Calais Jungle
2016
We are in Calais,
at the northern border of France with England. We are in the Jungle of Calais,
which has become one of the largest refugee camps in northern Europe. Here
migrants have built a small "city" in the mud waiting to cross
illegally those 43 miles that separate them from England. Some want to reunite
with what is left of their families; some have simply lost everything and want
to rebuild their lives away from wars that they do not feel theirs; others
simply dream of a better world and think they might find it there. Everyone has
a different reason, but they have in common a desperate search for peace. In
the Jungle of Calais we find families, children, and, for the most part, youths
of 20-30 years of age that have survived grueling travels.
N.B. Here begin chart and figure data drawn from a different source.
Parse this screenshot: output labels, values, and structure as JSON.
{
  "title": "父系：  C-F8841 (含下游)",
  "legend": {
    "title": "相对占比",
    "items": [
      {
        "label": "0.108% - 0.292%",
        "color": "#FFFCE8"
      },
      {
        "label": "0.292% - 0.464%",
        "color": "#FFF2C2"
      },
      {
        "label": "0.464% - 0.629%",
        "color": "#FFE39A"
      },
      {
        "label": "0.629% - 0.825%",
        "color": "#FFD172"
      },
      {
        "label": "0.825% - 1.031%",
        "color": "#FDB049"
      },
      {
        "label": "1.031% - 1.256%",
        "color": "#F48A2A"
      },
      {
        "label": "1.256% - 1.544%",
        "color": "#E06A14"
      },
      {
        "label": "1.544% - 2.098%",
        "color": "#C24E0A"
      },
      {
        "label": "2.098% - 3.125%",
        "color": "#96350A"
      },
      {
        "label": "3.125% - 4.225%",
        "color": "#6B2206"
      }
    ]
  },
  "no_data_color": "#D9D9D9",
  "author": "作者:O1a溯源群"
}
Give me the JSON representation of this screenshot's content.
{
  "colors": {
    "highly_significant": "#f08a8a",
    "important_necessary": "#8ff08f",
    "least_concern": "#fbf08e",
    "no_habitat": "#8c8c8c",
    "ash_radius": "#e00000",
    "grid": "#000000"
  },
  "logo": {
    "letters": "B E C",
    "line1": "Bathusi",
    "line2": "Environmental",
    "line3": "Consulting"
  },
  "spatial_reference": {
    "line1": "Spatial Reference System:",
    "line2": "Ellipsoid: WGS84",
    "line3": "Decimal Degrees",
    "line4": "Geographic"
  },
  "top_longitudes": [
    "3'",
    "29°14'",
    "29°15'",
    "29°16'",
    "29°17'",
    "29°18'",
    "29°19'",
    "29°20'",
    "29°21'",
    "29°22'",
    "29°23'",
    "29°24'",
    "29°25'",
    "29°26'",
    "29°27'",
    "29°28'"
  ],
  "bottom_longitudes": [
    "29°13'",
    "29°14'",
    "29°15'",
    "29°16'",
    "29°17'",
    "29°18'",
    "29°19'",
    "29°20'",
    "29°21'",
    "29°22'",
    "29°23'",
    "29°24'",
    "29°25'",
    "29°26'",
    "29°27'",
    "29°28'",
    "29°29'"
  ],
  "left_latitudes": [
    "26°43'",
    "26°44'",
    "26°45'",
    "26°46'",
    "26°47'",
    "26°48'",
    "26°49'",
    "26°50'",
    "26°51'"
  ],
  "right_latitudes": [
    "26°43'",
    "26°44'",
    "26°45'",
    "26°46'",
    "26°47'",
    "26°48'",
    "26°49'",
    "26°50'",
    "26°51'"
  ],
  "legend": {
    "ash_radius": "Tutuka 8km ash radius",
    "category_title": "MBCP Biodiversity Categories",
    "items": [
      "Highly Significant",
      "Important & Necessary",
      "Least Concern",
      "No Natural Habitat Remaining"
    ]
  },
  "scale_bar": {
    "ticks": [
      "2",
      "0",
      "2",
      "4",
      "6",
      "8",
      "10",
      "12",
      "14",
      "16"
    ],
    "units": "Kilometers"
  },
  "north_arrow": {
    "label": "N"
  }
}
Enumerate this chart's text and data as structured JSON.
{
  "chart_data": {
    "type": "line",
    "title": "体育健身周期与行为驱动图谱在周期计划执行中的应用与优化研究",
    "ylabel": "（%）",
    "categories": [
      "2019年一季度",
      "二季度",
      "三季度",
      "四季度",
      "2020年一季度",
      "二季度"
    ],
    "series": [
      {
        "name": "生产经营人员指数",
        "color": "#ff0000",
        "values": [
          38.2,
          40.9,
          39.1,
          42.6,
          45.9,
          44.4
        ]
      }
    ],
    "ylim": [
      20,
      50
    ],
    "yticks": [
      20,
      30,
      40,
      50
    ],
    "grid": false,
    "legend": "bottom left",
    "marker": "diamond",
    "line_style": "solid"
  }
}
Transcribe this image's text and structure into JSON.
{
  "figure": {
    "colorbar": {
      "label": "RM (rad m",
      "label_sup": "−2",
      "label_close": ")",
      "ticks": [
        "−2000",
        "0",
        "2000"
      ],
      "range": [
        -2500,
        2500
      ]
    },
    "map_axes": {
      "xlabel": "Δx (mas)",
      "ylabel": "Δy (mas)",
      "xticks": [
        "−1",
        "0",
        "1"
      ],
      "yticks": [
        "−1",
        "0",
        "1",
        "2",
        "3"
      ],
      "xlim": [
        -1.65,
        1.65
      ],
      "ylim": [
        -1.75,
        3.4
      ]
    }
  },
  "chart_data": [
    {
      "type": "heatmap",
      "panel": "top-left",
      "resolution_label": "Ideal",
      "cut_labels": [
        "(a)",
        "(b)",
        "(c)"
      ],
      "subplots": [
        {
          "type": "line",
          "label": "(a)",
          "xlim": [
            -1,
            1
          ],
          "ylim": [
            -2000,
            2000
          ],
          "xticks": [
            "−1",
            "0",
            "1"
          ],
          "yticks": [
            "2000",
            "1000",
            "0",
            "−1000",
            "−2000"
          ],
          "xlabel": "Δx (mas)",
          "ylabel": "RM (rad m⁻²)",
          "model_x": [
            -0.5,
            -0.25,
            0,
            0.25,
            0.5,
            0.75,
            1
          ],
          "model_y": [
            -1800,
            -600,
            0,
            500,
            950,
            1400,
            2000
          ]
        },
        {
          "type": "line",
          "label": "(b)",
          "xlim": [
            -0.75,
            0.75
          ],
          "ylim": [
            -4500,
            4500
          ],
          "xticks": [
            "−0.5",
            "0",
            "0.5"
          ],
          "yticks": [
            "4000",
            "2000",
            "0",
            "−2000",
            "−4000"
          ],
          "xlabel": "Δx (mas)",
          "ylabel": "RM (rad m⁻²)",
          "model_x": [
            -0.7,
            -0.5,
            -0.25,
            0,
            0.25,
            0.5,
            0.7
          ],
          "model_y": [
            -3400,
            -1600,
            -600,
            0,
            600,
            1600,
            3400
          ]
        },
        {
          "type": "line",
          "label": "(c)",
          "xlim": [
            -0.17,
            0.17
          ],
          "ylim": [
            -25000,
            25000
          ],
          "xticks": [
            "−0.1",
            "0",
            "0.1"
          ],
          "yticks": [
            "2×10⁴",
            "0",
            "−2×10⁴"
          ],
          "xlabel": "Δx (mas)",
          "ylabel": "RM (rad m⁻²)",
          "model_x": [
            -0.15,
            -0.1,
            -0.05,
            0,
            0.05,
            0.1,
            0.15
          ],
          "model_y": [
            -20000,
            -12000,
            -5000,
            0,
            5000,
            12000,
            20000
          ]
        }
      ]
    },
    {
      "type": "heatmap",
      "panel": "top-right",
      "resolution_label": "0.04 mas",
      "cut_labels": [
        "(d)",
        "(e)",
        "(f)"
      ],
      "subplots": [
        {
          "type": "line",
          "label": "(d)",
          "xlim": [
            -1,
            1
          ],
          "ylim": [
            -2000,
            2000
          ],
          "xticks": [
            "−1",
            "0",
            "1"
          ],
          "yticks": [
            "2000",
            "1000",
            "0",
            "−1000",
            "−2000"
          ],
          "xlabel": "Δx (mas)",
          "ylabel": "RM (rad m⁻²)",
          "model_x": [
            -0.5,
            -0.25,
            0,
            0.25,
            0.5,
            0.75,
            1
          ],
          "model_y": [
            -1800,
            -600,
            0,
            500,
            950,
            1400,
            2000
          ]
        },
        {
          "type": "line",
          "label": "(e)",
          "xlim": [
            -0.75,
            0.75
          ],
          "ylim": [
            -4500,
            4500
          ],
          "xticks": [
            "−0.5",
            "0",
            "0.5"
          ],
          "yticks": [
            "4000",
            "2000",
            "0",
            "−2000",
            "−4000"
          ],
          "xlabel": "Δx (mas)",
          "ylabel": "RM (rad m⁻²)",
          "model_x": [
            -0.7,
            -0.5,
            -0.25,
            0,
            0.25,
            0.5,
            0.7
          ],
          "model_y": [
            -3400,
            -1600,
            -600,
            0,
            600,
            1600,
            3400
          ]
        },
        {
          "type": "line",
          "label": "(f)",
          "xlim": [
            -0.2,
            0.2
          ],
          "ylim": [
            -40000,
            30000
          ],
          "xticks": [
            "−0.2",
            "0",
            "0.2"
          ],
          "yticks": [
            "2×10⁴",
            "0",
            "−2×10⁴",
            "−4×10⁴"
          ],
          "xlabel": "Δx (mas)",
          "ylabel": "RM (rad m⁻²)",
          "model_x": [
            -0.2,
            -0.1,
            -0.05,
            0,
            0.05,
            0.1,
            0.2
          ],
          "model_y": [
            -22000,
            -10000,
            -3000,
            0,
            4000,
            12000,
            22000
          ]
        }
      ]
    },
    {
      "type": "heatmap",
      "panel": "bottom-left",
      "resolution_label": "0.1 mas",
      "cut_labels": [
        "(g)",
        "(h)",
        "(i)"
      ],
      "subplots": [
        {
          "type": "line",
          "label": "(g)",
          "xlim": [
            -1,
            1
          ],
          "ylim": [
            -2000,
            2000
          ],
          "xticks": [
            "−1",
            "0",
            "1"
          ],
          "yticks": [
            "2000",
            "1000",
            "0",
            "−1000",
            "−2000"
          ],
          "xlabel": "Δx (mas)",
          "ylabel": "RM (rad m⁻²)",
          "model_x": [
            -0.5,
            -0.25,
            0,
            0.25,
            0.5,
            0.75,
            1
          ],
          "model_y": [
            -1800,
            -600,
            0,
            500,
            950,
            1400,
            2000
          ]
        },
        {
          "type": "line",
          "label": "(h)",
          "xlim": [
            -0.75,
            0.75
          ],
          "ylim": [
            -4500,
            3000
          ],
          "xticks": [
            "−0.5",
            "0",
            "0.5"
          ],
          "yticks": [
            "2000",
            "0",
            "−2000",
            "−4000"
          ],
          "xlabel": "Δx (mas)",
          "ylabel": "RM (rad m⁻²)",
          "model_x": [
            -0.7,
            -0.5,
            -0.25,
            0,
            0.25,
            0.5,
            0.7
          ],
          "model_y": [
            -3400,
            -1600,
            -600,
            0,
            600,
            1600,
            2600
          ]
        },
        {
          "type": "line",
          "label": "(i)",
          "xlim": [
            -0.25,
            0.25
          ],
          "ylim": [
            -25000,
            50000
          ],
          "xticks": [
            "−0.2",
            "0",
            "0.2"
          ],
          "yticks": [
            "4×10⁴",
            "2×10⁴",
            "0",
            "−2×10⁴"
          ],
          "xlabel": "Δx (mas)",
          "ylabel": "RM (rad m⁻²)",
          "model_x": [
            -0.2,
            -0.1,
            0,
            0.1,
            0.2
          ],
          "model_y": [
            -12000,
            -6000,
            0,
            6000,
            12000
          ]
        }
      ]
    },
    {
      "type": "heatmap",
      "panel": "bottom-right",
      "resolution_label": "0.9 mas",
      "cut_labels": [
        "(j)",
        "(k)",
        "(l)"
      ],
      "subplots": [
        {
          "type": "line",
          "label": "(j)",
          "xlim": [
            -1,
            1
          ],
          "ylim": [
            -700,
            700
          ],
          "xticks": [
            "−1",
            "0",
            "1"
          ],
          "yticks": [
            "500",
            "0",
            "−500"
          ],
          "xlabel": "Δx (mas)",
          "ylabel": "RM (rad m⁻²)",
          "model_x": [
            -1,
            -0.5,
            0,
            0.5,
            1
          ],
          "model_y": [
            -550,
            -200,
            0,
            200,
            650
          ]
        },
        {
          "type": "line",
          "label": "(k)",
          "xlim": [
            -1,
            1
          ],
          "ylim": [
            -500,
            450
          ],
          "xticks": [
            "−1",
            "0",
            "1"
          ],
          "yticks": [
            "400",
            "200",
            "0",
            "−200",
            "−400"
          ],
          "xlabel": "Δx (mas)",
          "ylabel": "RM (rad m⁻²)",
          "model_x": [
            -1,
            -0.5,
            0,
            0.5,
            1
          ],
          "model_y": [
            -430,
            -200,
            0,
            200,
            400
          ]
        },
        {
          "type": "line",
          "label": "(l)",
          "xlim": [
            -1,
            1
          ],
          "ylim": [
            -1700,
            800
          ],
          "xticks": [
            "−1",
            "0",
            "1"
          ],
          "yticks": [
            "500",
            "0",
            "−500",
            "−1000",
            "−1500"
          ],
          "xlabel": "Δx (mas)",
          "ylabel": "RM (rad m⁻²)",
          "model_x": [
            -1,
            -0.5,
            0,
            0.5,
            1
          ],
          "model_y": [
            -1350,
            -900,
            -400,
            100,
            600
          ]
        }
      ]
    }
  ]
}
Despite the brutal conditions these migrants
find themselves in, hope and desire to succeed are still in their eyes and in
their stories.
The days in the
Jungle start around 10:30 am (at night, they try to cross the
border illegally) and proceed between a game of football, a chat in front of
the fire, a hot cup of tea in a house built with scraps found here and there.
But for days now the evacuation has begun, and the situation has changed:
families are scared, youths watch their "homes" being destroyed by
bulldozers, children no longer go to school for fear of the police. Some just
move their belongings as far as possible at the periphery of the camps to gain
time to get organized before it is their turn to be evacuated.